Time and Place: A Talk with Mierle Laderman Ukeles
Artists have engaged the changing landscape at Freshkills for decades. The Department of Sanitation Artist-in-Residence, Mierle Laderman Ukeles, will discuss her pioneering 30+ year residency with the city agency and the evolving landfill-to-landscape at Freshkills with Mariel Villere (Freshkills Park Manager for Programs, Arts and Grants).
This talk will take place at the Staten Island Arts’ Culture Lounge Gallery alongside the Freshkills Park: Landscape in Motion exhibit, on display from September 22-November 26, 2016.
Ukeles’ projects have ranged from socially-engaged and performance-based works with Sanitation workers, to choreographed machine performances, to monumental environmental art at this landscape, all made possible by time and behind-the-scenes access.

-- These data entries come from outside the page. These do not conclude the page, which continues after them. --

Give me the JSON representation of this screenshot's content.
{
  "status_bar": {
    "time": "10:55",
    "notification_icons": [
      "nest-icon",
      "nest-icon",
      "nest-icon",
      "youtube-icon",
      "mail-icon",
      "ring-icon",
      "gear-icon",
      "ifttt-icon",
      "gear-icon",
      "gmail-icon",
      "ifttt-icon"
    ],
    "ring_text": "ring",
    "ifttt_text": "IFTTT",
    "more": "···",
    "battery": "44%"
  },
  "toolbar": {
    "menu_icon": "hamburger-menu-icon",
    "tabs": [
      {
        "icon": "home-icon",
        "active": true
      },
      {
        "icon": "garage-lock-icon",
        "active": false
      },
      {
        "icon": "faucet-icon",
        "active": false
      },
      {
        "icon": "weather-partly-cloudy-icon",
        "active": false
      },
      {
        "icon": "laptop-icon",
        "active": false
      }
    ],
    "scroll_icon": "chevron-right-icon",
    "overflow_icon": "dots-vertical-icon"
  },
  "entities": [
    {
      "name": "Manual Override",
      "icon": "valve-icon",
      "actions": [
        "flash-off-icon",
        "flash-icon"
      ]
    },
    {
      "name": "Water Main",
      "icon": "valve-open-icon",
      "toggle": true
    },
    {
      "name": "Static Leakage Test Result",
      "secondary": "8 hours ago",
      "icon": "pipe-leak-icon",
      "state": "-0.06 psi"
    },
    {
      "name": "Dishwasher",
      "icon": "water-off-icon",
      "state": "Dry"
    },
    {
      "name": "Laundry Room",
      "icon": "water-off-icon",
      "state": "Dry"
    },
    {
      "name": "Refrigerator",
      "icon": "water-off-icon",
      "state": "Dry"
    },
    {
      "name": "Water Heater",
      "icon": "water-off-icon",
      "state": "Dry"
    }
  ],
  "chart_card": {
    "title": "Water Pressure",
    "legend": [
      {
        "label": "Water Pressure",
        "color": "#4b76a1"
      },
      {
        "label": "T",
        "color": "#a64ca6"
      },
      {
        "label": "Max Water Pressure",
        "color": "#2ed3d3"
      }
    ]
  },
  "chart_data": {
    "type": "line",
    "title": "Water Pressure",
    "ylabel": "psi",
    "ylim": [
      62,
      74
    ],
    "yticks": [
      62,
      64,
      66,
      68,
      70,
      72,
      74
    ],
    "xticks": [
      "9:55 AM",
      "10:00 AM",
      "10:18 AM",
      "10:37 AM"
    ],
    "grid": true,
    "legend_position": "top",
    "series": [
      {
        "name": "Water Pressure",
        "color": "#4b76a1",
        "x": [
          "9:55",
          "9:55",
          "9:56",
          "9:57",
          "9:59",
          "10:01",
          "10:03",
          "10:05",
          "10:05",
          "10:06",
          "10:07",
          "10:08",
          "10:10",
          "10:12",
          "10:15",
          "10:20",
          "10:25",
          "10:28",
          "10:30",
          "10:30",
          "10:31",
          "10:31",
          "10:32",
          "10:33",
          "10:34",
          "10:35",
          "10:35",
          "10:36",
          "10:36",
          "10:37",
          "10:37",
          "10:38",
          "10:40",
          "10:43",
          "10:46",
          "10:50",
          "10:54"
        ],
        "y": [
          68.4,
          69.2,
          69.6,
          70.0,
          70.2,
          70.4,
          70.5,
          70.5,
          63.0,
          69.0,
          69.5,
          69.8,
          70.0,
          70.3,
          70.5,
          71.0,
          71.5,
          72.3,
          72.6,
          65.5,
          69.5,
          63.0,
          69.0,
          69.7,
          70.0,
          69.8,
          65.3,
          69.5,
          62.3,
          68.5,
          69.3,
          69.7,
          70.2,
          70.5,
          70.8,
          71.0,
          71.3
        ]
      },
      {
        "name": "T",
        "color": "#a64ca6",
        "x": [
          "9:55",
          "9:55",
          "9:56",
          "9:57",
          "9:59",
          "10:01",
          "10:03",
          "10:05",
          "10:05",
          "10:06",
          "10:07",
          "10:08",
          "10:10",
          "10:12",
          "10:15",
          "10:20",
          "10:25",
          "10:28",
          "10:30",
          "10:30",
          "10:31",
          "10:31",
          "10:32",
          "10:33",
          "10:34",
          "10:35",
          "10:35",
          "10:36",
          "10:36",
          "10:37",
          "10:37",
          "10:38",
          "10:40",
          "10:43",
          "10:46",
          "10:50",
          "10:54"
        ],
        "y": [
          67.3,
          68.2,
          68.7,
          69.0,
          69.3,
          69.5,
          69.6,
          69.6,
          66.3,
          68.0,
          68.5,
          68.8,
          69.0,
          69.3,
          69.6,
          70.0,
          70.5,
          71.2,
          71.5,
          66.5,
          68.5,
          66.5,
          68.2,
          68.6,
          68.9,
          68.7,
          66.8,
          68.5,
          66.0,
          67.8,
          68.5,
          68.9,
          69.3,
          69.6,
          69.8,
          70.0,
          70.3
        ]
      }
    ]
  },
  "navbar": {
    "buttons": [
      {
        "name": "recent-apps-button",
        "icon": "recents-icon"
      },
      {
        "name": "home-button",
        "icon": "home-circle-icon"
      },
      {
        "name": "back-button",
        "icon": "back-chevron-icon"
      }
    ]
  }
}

Today, while the site is being built incrementally over time, Mariel Villere organizes monthly photography tours in a series called “Capturing Change,” which has become a durational record of the site’s transformation, likewise emphasizing the importance of time for artists making work at and about the landscape as it evolves.

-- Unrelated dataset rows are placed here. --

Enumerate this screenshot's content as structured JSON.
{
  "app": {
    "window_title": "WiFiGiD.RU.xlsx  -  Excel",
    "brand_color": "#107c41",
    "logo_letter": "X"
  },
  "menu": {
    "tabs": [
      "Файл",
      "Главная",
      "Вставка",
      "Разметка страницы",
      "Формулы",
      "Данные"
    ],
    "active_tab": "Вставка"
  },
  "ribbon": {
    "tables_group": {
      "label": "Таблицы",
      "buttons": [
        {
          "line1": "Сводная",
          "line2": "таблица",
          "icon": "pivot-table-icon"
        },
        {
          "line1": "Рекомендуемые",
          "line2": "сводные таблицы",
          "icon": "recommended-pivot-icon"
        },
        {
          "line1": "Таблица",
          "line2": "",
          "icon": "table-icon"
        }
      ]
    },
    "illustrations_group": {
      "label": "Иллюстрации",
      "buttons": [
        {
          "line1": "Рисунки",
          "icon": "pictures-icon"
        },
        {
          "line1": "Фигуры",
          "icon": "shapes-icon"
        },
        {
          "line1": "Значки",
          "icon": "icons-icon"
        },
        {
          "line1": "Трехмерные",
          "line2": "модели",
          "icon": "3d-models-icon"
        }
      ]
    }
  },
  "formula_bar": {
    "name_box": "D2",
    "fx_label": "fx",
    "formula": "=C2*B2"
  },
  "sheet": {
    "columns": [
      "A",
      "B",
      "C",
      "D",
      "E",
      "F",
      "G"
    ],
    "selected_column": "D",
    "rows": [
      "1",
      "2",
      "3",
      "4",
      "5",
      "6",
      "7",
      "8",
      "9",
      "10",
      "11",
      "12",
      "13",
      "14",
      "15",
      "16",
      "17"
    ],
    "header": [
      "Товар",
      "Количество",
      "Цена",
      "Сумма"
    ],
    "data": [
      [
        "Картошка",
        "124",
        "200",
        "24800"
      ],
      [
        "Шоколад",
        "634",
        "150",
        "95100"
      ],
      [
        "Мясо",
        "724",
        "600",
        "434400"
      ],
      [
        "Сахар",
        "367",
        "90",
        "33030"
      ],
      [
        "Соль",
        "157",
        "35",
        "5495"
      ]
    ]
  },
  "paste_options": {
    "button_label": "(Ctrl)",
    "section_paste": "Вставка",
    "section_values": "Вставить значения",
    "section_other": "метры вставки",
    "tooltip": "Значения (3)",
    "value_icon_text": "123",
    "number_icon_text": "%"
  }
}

The first survey of Ukeles’ work, “Mierle Laderman Ukeles: Maintenance Art,” is organized by Queens Museum’s Larissa Harris and guest co-curator Patricia C. Phillips. The show will span five decades, from her work as a pioneer of feminist performance to a practitioner of “new genre public art,” in which Ukeles invites us to reconsider indispensable urban systems and the workers who maintain them. The exhibit will be open at the Queens Museum from September 18, 2016-February 19, 2017 with associated public programming.